Choose BootstrapVariancePenalizedTree when:

  • You retrain models frequently with new data
  • Prediction consistency is more important than peak accuracy
  • You have sufficient training time
  • Works for both: task='regression' or task='classification'

Choose LessGreedyHybridTree when:

  • You want stability without major accuracy loss
  • You need a general-purpose stable tree
  • Training time is somewhat constrained
  • Works for both: task='regression' or task='classification'

Choose RobustPrefixHonestTree when:

  • You need trustworthy probability estimates (classification) or predictions (regression)
  • Your data may have outliers
  • You want very stable decision boundaries
  • Works for both: task='regression' or task='classification' (binary only for now)

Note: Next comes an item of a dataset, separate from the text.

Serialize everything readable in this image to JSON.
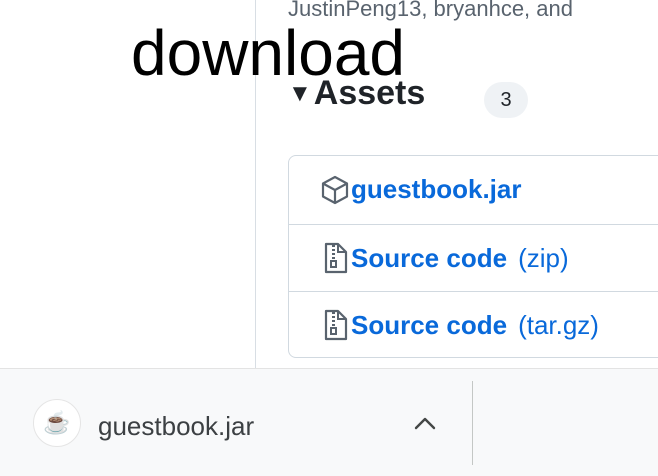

Stick with Standard CART when:

  • You need maximum speed
  • You have very large datasets (>100k samples)
  • Stability is not a concern

Performance Comparison

Here's how stable-cart models typically perform compared to standard trees:

Metric Standard Tree Stable CART Improvement
Prediction Variance High Low 30-50% reduction
Out-of-sample Stability Variable Consistent 20-40% more stable
Accuracy High Slightly lower 2-5% trade-off
Interpretability Good Good Maintained

Development and Testing

Running Tests

# Install dev dependencies
pip install -e ".[dev]"

# Run all tests
pytest

# Run with coverage
pytest --cov=stable_cart

# Run specific test categories
pytest -m "not slow"        # Skip slow tests
pytest -m "benchmark"       # Benchmark tests only
pytest tests/               # All tests

Local CI Testing

Test the CI pipeline locally using Docker:

# Run the full CI pipeline in a clean Docker container
make ci-docker

# Or run individual steps
make lint        # Check code formatting and style
make test        # Run the test suite
make coverage    # Run tests with coverage report

Contributing

  1. Fork the repository
  2. Create a feature branch (git checkout -b feature/amazing-feature)
  3. Make your changes and add tests
  4. Run the test suite (make test)
  5. Run linting (make lint)
  6. Commit your changes (git commit -m 'Add amazing feature')
  7. Push to the branch (git push origin feature/amazing-feature)
  8. Open a Pull Request

Benchmarking

Run comprehensive benchmarks comparing CART vs stable-CART methods:

# Quick benchmark (4 key datasets, fast execution)
make quick-benchmark

# Comprehensive benchmark (all datasets)
make benchmark

# Stability-focused benchmark (datasets highlighting variance differences)
make stability-benchmark

# Custom benchmark
python scripts/comprehensive_benchmark.py --datasets friedman1,breast_cancer --models CART,LessGreedyHybrid --quick

# View results
ls benchmark_results/
cat benchmark_results/comprehensive_benchmark_report.md

Citation

If you use stable-cart in your research, please cite:

@software{stable_cart_2025,
  title={Stable CART: Enhanced Decision Trees with Prediction Stability},
  author={Sood, Gaurav and Bhosle, Arav},
  year={2025},
  url={https://github.com/finite-sample/stable-cart},
  version={0.3.0}
}

Changelog

See CHANGELOG.md for a detailed history of changes.

License

MIT License - see LICENSE file for details.

Related Work

  • CART: Breiman, L., et al. (1984). Classification and regression trees.
  • Honest Trees: Wager, S., & Athey, S. (2018). Estimation and inference of heterogeneous treatment effects using random forests.
  • Bootstrap Aggregating: Breiman, L. (1996). Bagging predictors.